$type=ticker$cols=4$label=hide$show=post

[Edisi Terbaru]_$type=three$m=0$rm=0$h=420$c=3$snippet=hide$label=hide$show=home

Meneropong Politik Identitas dan Visi Kepemimpinan

Sebentar Indonesia akan dihadapkan dengan hajatan besar bangsa ini, yakni pemilihan presiden (pilpres) dan pemilihan legislative (pileg). Tahun ini dilaksanakan secara serentak, namun untuk pileg relatif tidak terlalu memanas sampai lapisan masyarakat paling bawah (grassroot). Berbeda dengan hajatan pilpres yang di tiap 5 tahunnya selalu memanas dengan berbagai isu dan tudingan kepada pasangan calon (paslon). Pertarungan pilpres kali ini mempertemukan kembali dua pasangan calon presiden yang sebelumnya pernah duel di tahun 2014, yakni Joko Widodo dengan Prabowo Subianto.

Masing-masing kubu memiliki pendukung yang cukup setia. Pilpres tahun ini bisa dibilang ronde kedua masing-masing pendukung paslon untuk menggerakkan semua kalangan dari masyarakat kalangan atas hingga masyarakat menengah ke bawah untuk memastikan suara ke paslon yang didukungnya. Namun demikian, dari beberapa pendukung di tahun 2014 kini berputar balik dukungan alias mengalihkan dukungannya ke paslon yang berbeda . Saling melempar tudingan dan ujaran kebencian menjadi lagu yang didendangkan, bahkan isu SARA pun ikut dimainkan dalam kontestasi pilpres yang sengit ini.

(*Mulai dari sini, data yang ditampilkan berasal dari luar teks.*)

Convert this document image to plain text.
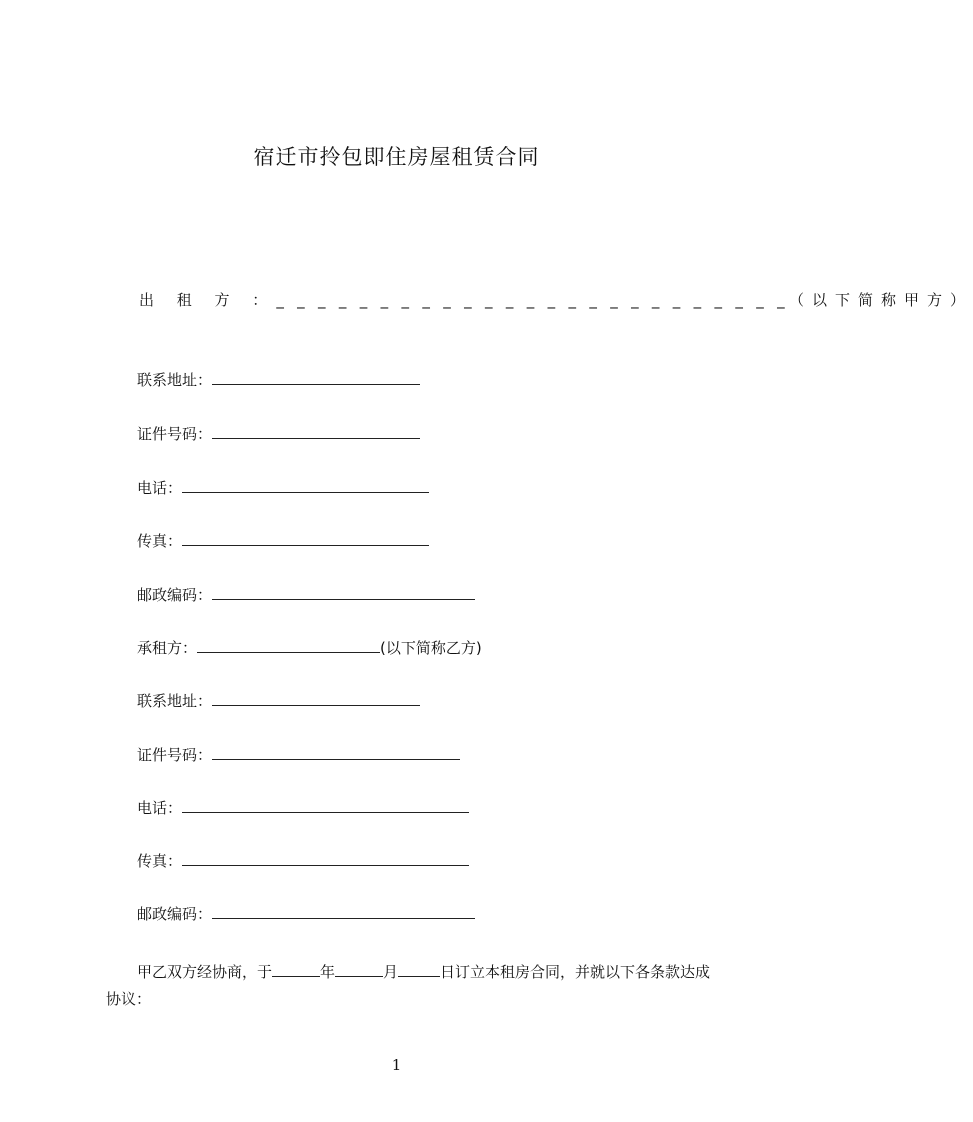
宿迁市拎包即住房屋租赁合同
出 租 方 ：_ _ _ _ _ _ _ _ _ _ _ _ _ _ _ _ _ _ _ _ _ _ _ _ _（以下简称甲方）
联系地址：
证件号码：
电话：
传真：
邮政编码：
承租方：	(以下简称乙方)
联系地址：
证件号码：
电话：
传真：
邮政编码：
甲乙双方经协商，于	年	月	日订立本租房合同，并就以下各条款达成协议：
1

Media sosial dalam hal ini turut meramaikan perseteruan antar masing-masing kubu. Jejak-jejak digital mulai diungkap dalam rangka untuk menyudutkan salah satu paslon. Isu hoax menjadi dagangan laris dan tiada habisnya. Masyarakat disajikan dengan berbagai isu kepentingan politik yang cenderung mengarah kepada perpecahan karena perbedaan pilihan. Tentu ini sangat berbahaya, masyarakat kita menjadi kebingungan mana yang dan mana yang salah. Elit politik kita anehnya malah larut dalam perseteruan ini untuk mendukung paslon jagoannya.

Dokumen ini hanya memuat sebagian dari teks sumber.